数字化技术的价格越来越便宜,功能越来越强大,在日常生活中用途越来越广泛。与此同时,利用数字化技术进一步促进学习者与他们所处环境的互动以及对环境的 感知以增强学习的机会也越来越多。增强学习可以利用增强现实和虚拟现实以及许多能提高人类意识的技术。本文介绍增强学习的一些可能性并讨论目前正在应用增 强学习的一个领域:运用虚拟现实和工具增强正式学习。文章分析了基于虚拟现实和工具的增强学习所需的社交临场成分,并讨论不同的增强方法。
Ferguson, Rebecca (2016). 增强学习的可能性与挑战 [Possibilities and challenges of augmented learning]. Distance Education in China, 6 pp. 5–13.
This paper explores the potential of analytics for improving accessibility of e-learning and supporting disabled learners in their studies. A comparative analysis of completion rates of disabled and non-disabled students in a large five-year dataset is presented and a wide variation in comparative retention rates is characterized. Learning analytics enable us to identify and understand such discrepancies and, in future, could be used to focus interventions to improve retention of disabled students. An agenda for onward research, focused on Critical Learning Paths, is outlined. This paper is intended to stimulate a wider interest in the potential benefits of learning analytics for institutions as they try to assure the accessibility of their e-learning and provision of support for disabled students.
Cooper, Martyn; Ferguson, Rebecca and Wolff, Annika (2016). What Can Analytics Contribute to Accessibility in e-Learning Systems and to Disabled Students’ Learning? In: 6th International Learning Analytics and Knowledge (LAK) Conference, 25-29 April 2016, Edinburgh, Scotland.
New paper out in the Journal of Learning Analytics Research, building on our previous papers dealing with how learners engage with MOOCs.

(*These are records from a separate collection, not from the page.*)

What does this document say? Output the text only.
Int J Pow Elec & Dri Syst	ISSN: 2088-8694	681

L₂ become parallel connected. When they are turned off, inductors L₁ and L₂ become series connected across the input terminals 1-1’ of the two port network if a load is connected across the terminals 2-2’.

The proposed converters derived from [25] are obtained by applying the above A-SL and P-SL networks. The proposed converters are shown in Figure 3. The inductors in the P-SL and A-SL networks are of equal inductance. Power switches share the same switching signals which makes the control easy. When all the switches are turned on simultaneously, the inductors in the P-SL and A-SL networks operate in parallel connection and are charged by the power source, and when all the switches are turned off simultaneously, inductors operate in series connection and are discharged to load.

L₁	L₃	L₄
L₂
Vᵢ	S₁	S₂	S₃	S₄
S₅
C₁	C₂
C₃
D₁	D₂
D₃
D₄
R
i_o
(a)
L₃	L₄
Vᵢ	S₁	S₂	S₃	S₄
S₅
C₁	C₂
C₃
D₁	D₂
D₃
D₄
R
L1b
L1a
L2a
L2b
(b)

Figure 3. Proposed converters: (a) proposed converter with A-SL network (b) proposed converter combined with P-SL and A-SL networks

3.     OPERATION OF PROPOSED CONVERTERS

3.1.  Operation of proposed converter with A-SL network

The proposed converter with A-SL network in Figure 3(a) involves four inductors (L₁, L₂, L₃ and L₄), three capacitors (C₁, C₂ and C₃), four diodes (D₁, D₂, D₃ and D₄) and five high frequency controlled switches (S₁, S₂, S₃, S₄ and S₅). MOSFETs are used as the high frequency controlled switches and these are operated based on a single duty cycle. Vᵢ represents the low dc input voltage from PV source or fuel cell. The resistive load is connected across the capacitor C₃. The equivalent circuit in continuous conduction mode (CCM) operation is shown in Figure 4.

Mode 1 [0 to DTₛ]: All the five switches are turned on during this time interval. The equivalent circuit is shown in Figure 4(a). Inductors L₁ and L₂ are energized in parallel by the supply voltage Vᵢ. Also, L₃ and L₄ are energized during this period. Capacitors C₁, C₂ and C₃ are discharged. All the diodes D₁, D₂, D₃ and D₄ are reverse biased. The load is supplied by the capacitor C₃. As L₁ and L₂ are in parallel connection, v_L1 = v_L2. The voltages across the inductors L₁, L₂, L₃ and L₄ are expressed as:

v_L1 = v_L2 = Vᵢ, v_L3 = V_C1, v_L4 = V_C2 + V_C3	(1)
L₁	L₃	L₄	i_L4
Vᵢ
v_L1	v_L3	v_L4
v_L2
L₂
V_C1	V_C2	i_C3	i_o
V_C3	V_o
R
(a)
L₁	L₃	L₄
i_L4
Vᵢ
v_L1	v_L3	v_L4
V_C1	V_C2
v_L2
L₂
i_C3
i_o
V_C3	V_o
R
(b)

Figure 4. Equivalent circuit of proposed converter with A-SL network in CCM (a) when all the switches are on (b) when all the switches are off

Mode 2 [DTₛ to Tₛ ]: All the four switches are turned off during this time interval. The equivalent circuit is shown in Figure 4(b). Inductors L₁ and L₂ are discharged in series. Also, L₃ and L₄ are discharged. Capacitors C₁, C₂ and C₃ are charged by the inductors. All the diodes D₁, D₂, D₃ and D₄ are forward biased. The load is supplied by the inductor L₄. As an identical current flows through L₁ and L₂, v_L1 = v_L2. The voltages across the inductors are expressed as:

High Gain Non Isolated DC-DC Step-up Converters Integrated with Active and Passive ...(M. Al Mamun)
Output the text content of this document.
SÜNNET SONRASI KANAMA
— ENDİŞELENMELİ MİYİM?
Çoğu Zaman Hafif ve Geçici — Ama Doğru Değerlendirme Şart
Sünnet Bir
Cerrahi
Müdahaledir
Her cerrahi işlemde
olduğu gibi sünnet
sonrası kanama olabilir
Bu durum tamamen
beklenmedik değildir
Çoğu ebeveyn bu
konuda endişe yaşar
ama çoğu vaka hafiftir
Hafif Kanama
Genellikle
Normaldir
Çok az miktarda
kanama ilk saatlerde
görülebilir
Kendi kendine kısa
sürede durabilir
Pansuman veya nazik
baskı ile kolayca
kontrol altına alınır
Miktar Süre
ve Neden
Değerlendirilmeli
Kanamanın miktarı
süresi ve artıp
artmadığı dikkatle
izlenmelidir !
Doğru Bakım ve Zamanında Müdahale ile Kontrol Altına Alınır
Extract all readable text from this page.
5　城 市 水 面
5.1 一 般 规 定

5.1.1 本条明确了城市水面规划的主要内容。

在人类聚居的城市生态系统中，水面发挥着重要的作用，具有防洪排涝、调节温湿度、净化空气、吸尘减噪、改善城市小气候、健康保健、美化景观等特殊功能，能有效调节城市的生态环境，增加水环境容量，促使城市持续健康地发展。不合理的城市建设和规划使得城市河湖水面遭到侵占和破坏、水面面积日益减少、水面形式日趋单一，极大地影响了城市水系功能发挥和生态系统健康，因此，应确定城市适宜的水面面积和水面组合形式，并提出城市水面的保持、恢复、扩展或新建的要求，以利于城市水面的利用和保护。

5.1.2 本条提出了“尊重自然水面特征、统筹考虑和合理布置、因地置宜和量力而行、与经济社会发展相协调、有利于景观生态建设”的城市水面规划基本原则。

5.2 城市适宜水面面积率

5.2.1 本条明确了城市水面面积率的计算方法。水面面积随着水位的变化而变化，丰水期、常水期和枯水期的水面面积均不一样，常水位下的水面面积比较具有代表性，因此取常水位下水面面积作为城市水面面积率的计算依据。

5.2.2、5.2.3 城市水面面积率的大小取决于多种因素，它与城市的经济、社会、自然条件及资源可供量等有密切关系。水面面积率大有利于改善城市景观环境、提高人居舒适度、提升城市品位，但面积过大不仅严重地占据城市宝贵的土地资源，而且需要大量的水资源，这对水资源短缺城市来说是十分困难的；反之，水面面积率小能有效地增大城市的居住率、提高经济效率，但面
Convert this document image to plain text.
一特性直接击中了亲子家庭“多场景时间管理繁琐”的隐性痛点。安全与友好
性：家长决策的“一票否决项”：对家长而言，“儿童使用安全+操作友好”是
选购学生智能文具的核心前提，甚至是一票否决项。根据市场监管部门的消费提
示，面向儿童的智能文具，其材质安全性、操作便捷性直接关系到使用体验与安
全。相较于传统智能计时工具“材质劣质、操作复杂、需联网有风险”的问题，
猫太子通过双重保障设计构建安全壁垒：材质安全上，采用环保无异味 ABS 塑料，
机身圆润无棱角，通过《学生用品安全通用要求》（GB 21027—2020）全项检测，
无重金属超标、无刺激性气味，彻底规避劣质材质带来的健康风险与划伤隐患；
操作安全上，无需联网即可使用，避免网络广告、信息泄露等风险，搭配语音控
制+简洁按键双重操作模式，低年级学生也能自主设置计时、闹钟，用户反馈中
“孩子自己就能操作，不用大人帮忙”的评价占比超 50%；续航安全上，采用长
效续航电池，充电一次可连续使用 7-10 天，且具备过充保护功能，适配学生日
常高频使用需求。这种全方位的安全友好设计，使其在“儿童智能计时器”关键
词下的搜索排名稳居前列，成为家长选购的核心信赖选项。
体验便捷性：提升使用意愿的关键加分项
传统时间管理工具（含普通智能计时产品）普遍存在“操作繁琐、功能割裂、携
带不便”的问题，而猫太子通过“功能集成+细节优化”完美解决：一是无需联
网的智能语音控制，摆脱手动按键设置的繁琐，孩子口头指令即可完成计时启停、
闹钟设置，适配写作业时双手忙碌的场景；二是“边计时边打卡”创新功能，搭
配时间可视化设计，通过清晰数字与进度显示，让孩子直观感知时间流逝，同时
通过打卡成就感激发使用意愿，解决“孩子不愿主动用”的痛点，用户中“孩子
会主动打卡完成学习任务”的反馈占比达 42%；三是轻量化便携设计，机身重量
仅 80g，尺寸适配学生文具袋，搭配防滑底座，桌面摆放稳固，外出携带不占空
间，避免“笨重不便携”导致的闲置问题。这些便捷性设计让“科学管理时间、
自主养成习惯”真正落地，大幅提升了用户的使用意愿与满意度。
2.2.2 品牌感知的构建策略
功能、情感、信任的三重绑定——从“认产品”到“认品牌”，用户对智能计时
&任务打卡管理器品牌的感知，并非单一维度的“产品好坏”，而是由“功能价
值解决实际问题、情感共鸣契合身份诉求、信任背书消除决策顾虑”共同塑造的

Massive open online courses (MOOCs) are being used across the world to provide millions of learners with access to education. Many who begin these courses complete them successfully, or to their own satisfaction, but the high numbers who do not finish remain a subject of concern. In 2013, a team from Stanford University analysed engagement patterns on three MOOCs run on the Coursera platform. They found four distinct patterns of engagement that emerged from MOOCs based on videos and assessments. Subsequent studies on the FutureLearn platform, which is underpinned by social-constructivist pedagogy, indicate that patterns of engagement in these massive learning environments are influenced by decisions about pedagogy and learning design. This paper reports on two of these studies of learner engagement with FutureLearn courses. Study One first tries, not wholly successfully, to replicate the findings of the Coursera study in a new context. It then uses the same methodological approach to identify patterns of learner engagement on the FutureLearn platform, and indicates how these patterns are influenced by pedagogy and elements of learning design. Study Two investigates whether these patterns of engagement are stable on subsequent presentations of the same courses. Two patterns are found consistently in this and other work: samplers who visit briefly, and completers who fully engage with the course. The paper concludes by exploring the implications for both research and practice.
Ferguson, Rebecca, & Clow, Doug. (2016). Consistent commitment: patterns of engagement across time in massive open online courses (MOOCs). Journal of Learning Analytics, 2(3), 63-88.